Little by little, we are settling in. One way of measuring this is administratively. For example, I have opened a bank account. The day before yesterday my Social Insurance Number (SIN?) arrived in the mail – the first mail, incidentally, addressed to me here at 84 Marchmount Road. And yesterday I registered with OHIP – the Ontario Health Insurance Plan. Cover begins at the end of March, but at least I am in the system.

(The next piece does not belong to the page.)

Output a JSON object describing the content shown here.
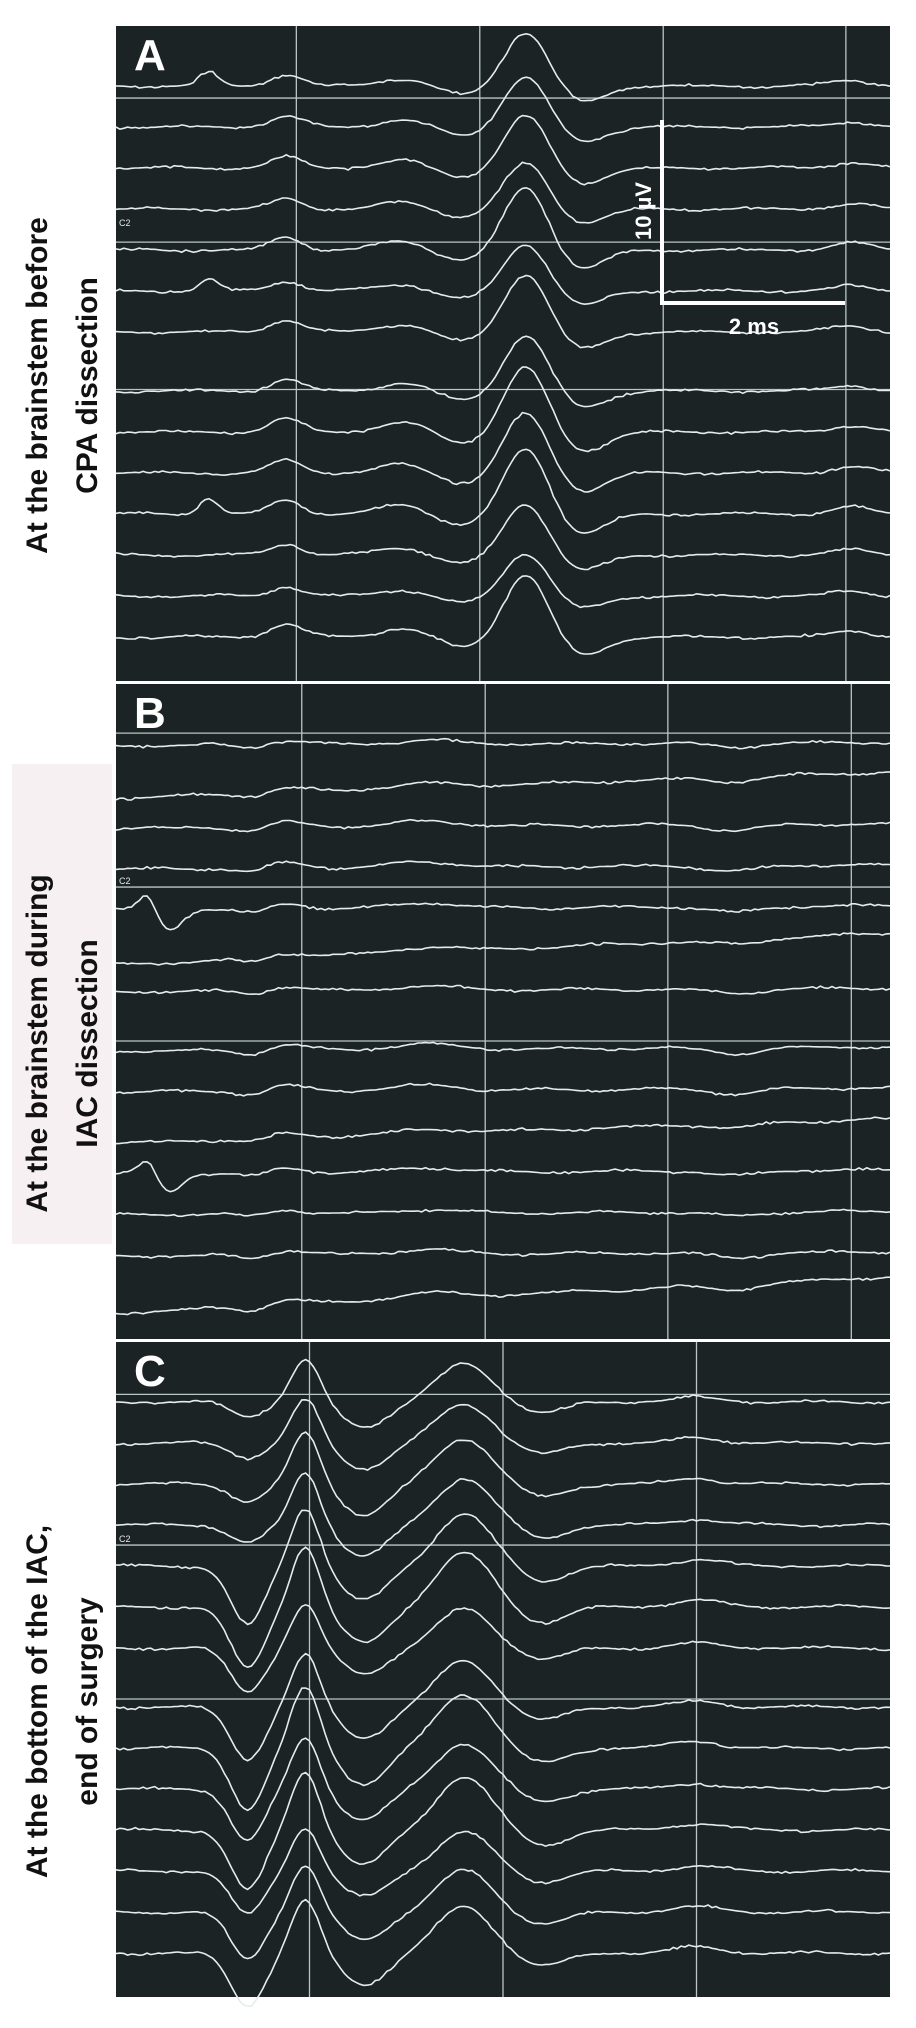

Another way of tracking the process of settling in and settling down is spatial: finding a place to unpack my clothes, organising somewhere to write and work, to sit and think. My office will be in the basement, in the spare bedroom, with a street-level window bringing in light and a view of the street from beneath the porch. The bedroom still needs to be turned around, the bed set against the opposite wall, and a desk set up between the door and the window. But I have purchased the desk, and it will be ready to be picked up and assembled next Thursday. I have purchased a desk lamp too, and a high-end photo printer, and Rob has given me some of the desktop accoutrements necessary for a home office, so I won’t need to purchase everything at once. By the beginning of the second week in January, I should be back to work and good to go.
A third marker of progress is the progress of order against disorder, as Rob steadily works her way through the bathroom and the kitchen, cleaning and reorganising, finding things that have been moved or packed incorrectly, re-establishing a domestic logic. As the house takes shape, so Rob’s sense of home and satisfaction improves.
What I can’t really measure – the question that emerges from shadow into daylight sometimes, then slips away before I can grasp it – is how I feel about all this. Outside the world looks different, certainly – there is snow instead of sunlight, downtown the streets are animated with people and bicycles and humanity in all of its shapes and sizes, a different world in so many respects from the traffic and the sterile, high-walled sidewalks of suburban Johannesburg – but the truth is we carry our worlds inside us, as adults, and so the exterior changes matter less than they might, at least in the short run. Over time, who knows, the effects of all this, the rearrangement of one’s mental architecture, might become more obvious.
So too, I imagine, will the business of work and earning a living, the social dimensions of living in Toronto with Rob and her circle of interesting and varied friends, all come subtly to change my understanding and my perspective.
All this in time. For now we are settling in. One step at a time.